【113】 タンポポ
2007年 04月 19日
根株燃すゆふべのけむり
こらつどひかたみに舞ひて
たんぽゝの白き毛をふく
丘の上のスリッパ小屋に
媼ゐてむすめらに云ふ
かくてしも畑みな成りて
あらたなる艱苦ひらくと
文語詩「宗谷(一)」
セイヨウタンポポ(キク科タンポポ属)
帰化植物。明治時代に渡来し、現在では最も普通のタンポポになっている。
明治のころ北海道で野菜として栽培されたものが野生化したという。
タイトルから、作品の舞台は北海道か。アイヌ部落の情景か。
黒々とした流れの岸に昨夜の焚き火のなごりがけぶっている。掘りあげた木の根株を燃したのだ。子どもたちは集って互いに踊ったり、タンポポの綿毛を吹き飛ばしたりしている。

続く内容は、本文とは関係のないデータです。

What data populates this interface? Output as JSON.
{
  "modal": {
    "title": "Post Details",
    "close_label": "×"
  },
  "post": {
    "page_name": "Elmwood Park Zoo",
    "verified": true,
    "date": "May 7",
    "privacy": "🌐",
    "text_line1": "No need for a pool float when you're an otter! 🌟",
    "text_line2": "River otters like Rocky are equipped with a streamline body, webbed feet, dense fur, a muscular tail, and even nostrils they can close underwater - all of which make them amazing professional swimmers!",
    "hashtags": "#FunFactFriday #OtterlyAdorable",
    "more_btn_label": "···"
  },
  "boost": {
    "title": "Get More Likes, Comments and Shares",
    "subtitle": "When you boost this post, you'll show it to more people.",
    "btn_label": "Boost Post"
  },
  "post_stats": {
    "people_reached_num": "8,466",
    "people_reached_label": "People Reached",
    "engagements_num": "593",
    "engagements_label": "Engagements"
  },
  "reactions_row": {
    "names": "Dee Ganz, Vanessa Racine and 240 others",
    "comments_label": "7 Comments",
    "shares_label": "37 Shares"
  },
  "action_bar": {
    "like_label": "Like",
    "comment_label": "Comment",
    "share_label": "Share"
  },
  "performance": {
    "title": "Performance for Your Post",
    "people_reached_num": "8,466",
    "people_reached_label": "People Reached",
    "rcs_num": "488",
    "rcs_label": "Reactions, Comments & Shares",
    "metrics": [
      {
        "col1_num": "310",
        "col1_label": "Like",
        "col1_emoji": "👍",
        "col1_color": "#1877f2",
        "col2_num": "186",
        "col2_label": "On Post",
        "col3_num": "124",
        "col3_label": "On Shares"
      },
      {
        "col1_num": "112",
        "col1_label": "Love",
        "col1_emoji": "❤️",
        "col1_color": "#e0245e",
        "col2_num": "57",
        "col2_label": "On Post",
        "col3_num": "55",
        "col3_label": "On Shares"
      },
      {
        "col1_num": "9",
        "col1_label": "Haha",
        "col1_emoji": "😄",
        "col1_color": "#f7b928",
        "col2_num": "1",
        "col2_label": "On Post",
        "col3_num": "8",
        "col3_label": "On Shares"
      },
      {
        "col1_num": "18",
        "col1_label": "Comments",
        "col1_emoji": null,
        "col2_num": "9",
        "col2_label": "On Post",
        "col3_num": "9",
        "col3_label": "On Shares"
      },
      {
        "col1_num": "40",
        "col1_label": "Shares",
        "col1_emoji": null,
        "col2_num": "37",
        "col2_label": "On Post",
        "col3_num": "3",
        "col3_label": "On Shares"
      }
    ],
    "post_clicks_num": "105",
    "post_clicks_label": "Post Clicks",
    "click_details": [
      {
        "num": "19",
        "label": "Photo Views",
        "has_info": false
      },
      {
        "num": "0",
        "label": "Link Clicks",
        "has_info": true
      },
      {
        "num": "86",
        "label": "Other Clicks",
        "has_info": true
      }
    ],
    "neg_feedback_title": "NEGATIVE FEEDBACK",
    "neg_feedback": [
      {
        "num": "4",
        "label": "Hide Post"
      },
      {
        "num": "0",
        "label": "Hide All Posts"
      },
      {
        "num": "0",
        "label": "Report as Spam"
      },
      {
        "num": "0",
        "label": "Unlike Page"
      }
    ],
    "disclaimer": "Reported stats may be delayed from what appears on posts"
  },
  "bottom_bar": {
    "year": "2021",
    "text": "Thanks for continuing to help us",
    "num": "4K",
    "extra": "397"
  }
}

丘の上には枕木の廃材で建てた小屋があり、老婆が娘たちにいうのだ。「開墾して畑ができたが、これからがまたたいへん苦労だよ」と。
意訳すれば、こんな内容の詩である。
下書き稿では、媼が娘たちに恋愛について語っていたのだが……。
タンポポの綿毛はいつの時代も、子ども達の玩具である。